A Practical Response to Citizens United

Like it or not, and I certainly don’t like it, the Supreme Court’s Citizens United decision has revolutionized the landscape of campaign financing. Corporate political spending, at least on efforts that are separate from specific campaign operations, is now going to be legal. You can rage against the decision, and you can conclude, as I have, that some form of public financing of campaigns is the only way out of this mess. But given the current high levels of hostility to government, this isn’t exactly the best time to ask Americans to support use of taxpayer dollars for political campaigns.
That’s why it’s important that Sen. Chuck Schumer and Rep. Chris Van Hollen have come up with a more practical response to the new reality in campaign finance rules: a bill that would limit the damage wrought by Citizens United without uselessly attacking its core holdings.
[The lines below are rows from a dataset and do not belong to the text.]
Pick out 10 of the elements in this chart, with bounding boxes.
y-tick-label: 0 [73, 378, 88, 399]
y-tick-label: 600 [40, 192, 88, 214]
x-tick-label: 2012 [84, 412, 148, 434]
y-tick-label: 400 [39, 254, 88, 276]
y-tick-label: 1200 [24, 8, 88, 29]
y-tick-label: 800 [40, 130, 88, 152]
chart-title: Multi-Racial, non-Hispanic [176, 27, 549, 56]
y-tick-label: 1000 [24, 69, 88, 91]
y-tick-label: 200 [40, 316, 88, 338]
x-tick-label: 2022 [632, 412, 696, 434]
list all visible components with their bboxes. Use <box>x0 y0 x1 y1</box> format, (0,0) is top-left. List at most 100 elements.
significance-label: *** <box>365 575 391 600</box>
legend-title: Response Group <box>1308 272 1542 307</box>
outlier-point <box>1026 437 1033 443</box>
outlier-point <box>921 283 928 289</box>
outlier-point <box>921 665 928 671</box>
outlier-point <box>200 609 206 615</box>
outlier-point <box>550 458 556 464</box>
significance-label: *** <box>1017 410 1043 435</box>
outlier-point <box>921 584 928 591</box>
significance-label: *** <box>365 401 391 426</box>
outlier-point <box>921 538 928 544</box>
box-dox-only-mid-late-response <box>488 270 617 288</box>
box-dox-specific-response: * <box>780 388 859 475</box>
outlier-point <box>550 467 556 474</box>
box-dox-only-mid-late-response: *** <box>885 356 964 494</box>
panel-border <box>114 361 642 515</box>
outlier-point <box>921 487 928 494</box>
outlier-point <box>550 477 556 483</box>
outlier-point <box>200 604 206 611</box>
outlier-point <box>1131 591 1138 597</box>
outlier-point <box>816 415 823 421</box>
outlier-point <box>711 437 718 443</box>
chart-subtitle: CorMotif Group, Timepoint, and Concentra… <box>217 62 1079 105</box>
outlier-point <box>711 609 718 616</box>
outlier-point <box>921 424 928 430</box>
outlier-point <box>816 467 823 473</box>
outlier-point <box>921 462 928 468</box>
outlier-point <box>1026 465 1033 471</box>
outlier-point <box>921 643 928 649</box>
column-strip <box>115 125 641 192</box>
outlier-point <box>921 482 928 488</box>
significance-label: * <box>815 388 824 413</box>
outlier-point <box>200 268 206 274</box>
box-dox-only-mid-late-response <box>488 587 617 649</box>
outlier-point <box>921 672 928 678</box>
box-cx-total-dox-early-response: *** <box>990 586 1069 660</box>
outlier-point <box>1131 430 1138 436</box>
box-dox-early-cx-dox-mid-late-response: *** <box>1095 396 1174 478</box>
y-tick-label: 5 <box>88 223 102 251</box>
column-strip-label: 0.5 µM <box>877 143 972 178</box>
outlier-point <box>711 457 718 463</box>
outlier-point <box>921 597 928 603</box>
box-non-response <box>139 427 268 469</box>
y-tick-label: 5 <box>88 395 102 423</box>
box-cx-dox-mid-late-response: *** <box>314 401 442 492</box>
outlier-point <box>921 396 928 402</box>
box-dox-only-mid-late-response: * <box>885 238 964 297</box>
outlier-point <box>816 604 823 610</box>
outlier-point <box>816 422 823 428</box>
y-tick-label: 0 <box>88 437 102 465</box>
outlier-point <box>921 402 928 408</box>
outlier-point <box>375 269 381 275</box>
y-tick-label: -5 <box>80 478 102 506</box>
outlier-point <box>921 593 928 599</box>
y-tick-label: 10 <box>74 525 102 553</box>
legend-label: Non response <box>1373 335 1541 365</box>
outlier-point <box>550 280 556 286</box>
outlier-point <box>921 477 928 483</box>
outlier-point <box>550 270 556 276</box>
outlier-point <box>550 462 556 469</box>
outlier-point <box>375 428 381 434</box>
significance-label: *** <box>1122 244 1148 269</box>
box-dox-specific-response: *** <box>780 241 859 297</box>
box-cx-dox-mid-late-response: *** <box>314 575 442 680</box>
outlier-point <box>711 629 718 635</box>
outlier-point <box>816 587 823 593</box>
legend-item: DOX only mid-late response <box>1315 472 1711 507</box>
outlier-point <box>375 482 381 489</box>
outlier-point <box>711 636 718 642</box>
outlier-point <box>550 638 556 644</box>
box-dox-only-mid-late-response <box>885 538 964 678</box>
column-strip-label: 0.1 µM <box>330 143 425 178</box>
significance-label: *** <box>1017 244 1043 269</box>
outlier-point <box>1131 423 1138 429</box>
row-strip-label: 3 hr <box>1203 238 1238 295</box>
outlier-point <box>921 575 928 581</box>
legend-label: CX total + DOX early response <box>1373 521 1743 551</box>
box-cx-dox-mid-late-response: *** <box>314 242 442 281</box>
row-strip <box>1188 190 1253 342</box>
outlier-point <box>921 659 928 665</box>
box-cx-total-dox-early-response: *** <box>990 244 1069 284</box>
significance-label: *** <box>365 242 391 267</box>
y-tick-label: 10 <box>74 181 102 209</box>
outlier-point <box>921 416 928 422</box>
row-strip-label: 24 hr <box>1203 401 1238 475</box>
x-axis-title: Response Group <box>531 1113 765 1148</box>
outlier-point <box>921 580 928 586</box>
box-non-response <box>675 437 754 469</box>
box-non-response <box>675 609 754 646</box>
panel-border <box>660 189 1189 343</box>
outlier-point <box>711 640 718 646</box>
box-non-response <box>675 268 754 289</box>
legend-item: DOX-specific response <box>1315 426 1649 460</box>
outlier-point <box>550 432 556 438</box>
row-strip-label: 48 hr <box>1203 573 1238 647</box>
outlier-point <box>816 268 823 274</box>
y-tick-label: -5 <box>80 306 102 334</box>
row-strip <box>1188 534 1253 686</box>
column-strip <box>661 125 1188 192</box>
As Mike Lillis of the Washington Independent explains, this legislation would fence in the consequences of the Supremes’ dirty work by banning campaign spending by foreign interests or domestic federal contractors; enhancing discloure requirements; tightening restrictions on coordination of corporate political efforts and actual campaigns; and requiring affordable access to media for responses to corporate-backed political ads.
Given the configuration of forces in the U.S. Senate, it’s unlikely this legislation can become law. But it does usefully offer Democrats and campaign finance reformers from every background a line of attack that doesn’t simply rely on calls for public financing.